Centralize auto-builds org-chart maps of prospect accounts so sales reps know every stakeholder before pitching any of them.
ENTRY ANGLES
Platform combining org mapping with automated generation of role-specific pitch documents · One-pagers and mini-decks auto-tailored to individual stakeholder personas · Integration layer connecting buying committee discovery with personalized sales collateral
VERTICALS
CAPABILITIES
Organizational data mapping and chart generation, AI-driven content personalization, Sales collateral generation and templating
The name might sound like relationship counseling – and in a sense, it is.
Centralize built a platform that helps B2B salespeople figure out "who's who" inside a prospect's organization: which stakeholders influence the purchasing decision, what their roles are, and how they relate to each other.
In practice, the platform maps the org chart of each target account – names, titles, reporting lines, and informal cross-functional relationships. The key is that this map is built and updated automatically by the platform's AI, which pulls from email threads and AI-transcribed video call recordings between the sales team and the prospect's employees.
Salespeople can use this intelligence to:
- identify the best internal contacts to pursue,
- find the "internal champion" – the person whose role makes them most likely to advocate for the purchase,
- understand other stakeholders and tailor the pitch to address what each of them actually cares about.
All discovered contacts, titles, and relationships are automatically synced into the seller's CRM.
Centralize claims this organizational visibility helps deals move twice as fast and improves close rates by 56%.
The startup graduated from Y Combinator this spring with the standard $500K and announced its platform launch in the YC blog three days ago.
B2B sales is a slow, complex, and genuinely painful process. One big reason: even in mid-size companies of 100–500 employees, an average of seven people are involved in a typical software purchase decision. And those seven people vary by product category.
Focusing all your effort on a single contact isn't enough. You need to know who the other six are – and figure out how to influence them, whether directly through meetings or indirectly through how you frame the offer.

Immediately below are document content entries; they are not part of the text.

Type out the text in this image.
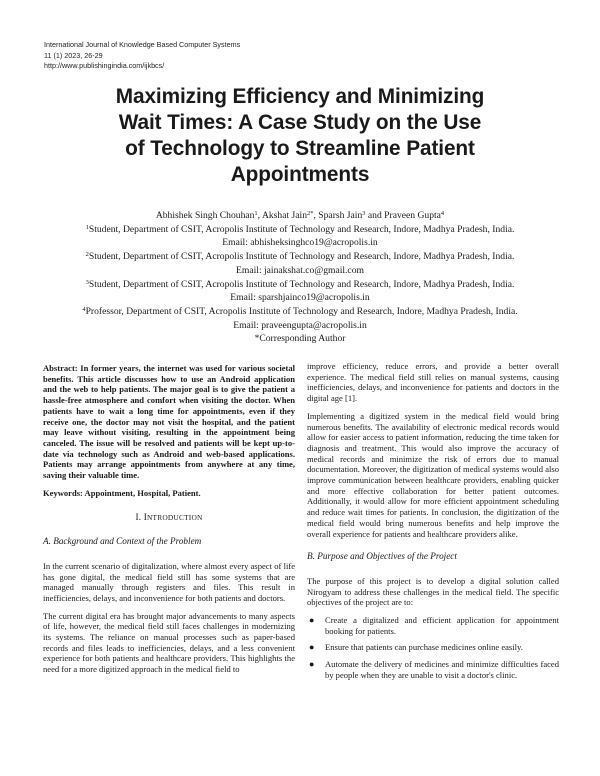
International Journal of Knowledge Based Computer Systems
11 (1) 2023, 26-29
http://www.publishingindia.com/ijkbcs/
Maximizing Efficiency and Minimizing
Wait Times: A Case Study on the Use
of Technology to Streamline Patient
Appointments
Abhishek Singh Chouhan$^1$, Akshat Jain$^{2*}$, Sparsh Jain$^3$ and Praveen Gupta$^4$
$^1$Student, Department of CSIT, Acropolis Institute of Technology and Research, Indore, Madhya Pradesh, India.
Email: abhisheksinghco19@acropolis.in
$^2$Student, Department of CSIT, Acropolis Institute of Technology and Research, Indore, Madhya Pradesh, India.
Email: jainakshat.co@gmail.com
$^3$Student, Department of CSIT, Acropolis Institute of Technology and Research, Indore, Madhya Pradesh, India.
Email: sparshjainco19@acropolis.in
$^4$Professor, Department of CSIT, Acropolis Institute of Technology and Research, Indore, Madhya Pradesh, India.
Email: praveengupta@acropolis.in
*Corresponding Author

Abstract: In former years, the internet was used for various societal benefits. This article discusses how to use an Android application and the web to help patients. The major goal is to give the patient a hassle-free atmosphere and comfort when visiting the doctor. When patients have to wait a long time for appointments, even if they receive one, the doctor may not visit the hospital, and the patient may leave without visiting, resulting in the appointment being canceled. The issue will be resolved and patients will be kept up-to-date via technology such as Android and web-based applications. Patients may arrange appointments from anywhere at any time, saving their valuable time.

Keywords: Appointment, Hospital, Patient.

I. INTRODUCTION
A. Background and Context of the Problem

In the current scenario of digitalization, where almost every aspect of life has gone digital, the medical field still has some systems that are managed manually through registers and files. This result in inefficiencies, delays, and inconvenience for both patients and doctors.

The current digital era has brought major advancements to many aspects of life, however, the medical field still faces challenges in modernizing its systems. The reliance on manual processes such as paper-based records and files leads to inefficiencies, delays, and a less convenient experience for both patients and healthcare providers. This highlights the need for a more digitized approach in the medical field to

improve efficiency, reduce errors, and provide a better overall experience. The medical field still relies on manual systems, causing inefficiencies, delays, and inconvenience for patients and doctors in the digital age [1].

Implementing a digitized system in the medical field would bring numerous benefits. The availability of electronic medical records would allow for easier access to patient information, reducing the time taken for diagnosis and treatment. This would also improve the accuracy of medical records and minimize the risk of errors due to manual documentation. Moreover, the digitization of medical systems would also improve communication between healthcare providers, enabling quicker and more effective collaboration for better patient outcomes. Additionally, it would allow for more efficient appointment scheduling and reduce wait times for patients. In conclusion, the digitization of the medical field would bring numerous benefits and help improve the overall experience for patients and healthcare providers alike.

B. Purpose and Objectives of the Project

The purpose of this project is to develop a digital solution called Nirogyam to address these challenges in the medical field. The specific objectives of the project are to:

● Create a digitalized and efficient application for appointment booking for patients.
● Ensure that patients can purchase medicines online easily.
● Automate the delivery of medicines and minimize difficulties faced by people when they are unable to visit a doctor's clinic.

The money dimension makes it harder still. Only 10% of enterprise software purchases are funded from a single department's budget; the IT department accounts for another 26%. The remaining 57% involve shared budgets across multiple departments – meaning you often need buy-in from people who hold the purse strings, not just the ones you're already talking to.
And here's the wrinkle: 67% of people involved in enterprise software decisions have no IT background whatsoever. Talking tech specs at them is pointless. You need arguments framed around their function – which means you first need to know who they are.
What makes this especially hard is that sellers are present for only 17% of the buying process. The other 83% happens in internal meetings the salesperson never attends.
So salespeople generally can't learn the lay of the land in real time. They have to piece it together indirectly – which is exactly what Centralize is built to help with.
Centralize solves the discovery problem: figuring out who else influences the deal. That's valuable – but it's only half the puzzle.
Once you know who those people are, you still need to do something to win them over. That's where the idea of combining Centralize with Fluint ([covered previously](/review/prezentacija-prodazham-ne-pomoshhnik)) gets interesting.
Fluint's founders argue that a single big product deck is a poor B2B sales tool for two reasons:
- It's too long for stakeholders who are only peripherally involved in the decision.
- A presentation works best when it carries one central message for one specific audience. In B2B sales you're trying to persuade an average of seven different audiences simultaneously – each of whom needs a different core argument.
So Fluint built a platform where salespeople, working alongside the internal champion, can produce one-page documents tailored to each stakeholder – each one carrying the argument most likely to resonate with that person's role. Fluint raised $1.6M in its first round.
The natural end state of combining these two tools: a platform that not only maps the org chart of a target account, but automatically generates tailored pitches – one-pagers, mini-decks – personalized for every relevant stakeholder identified.
Taken to its logical extreme, the ideal B2B product is one where you can articulate a compelling, role-specific case for every employee in the building. If each of them walks into a meeting saying "I need this" – the deal closes itself.
That's the broader direction worth building toward: AI-powered platforms that help B2B sellers (a) map the humans who influence a buying decision, and (b) move those humans toward a yes.
The vertical that maps most cleanly onto this architecture is any high-ACV SaaS category where deals routinely stall because the rep can only reach one or two contacts: HR software, ERP systems, cybersecurity platforms. In those verticals, an integrated discovery-plus-influence stack would have the fastest time-to-value – and the highest willingness to pay.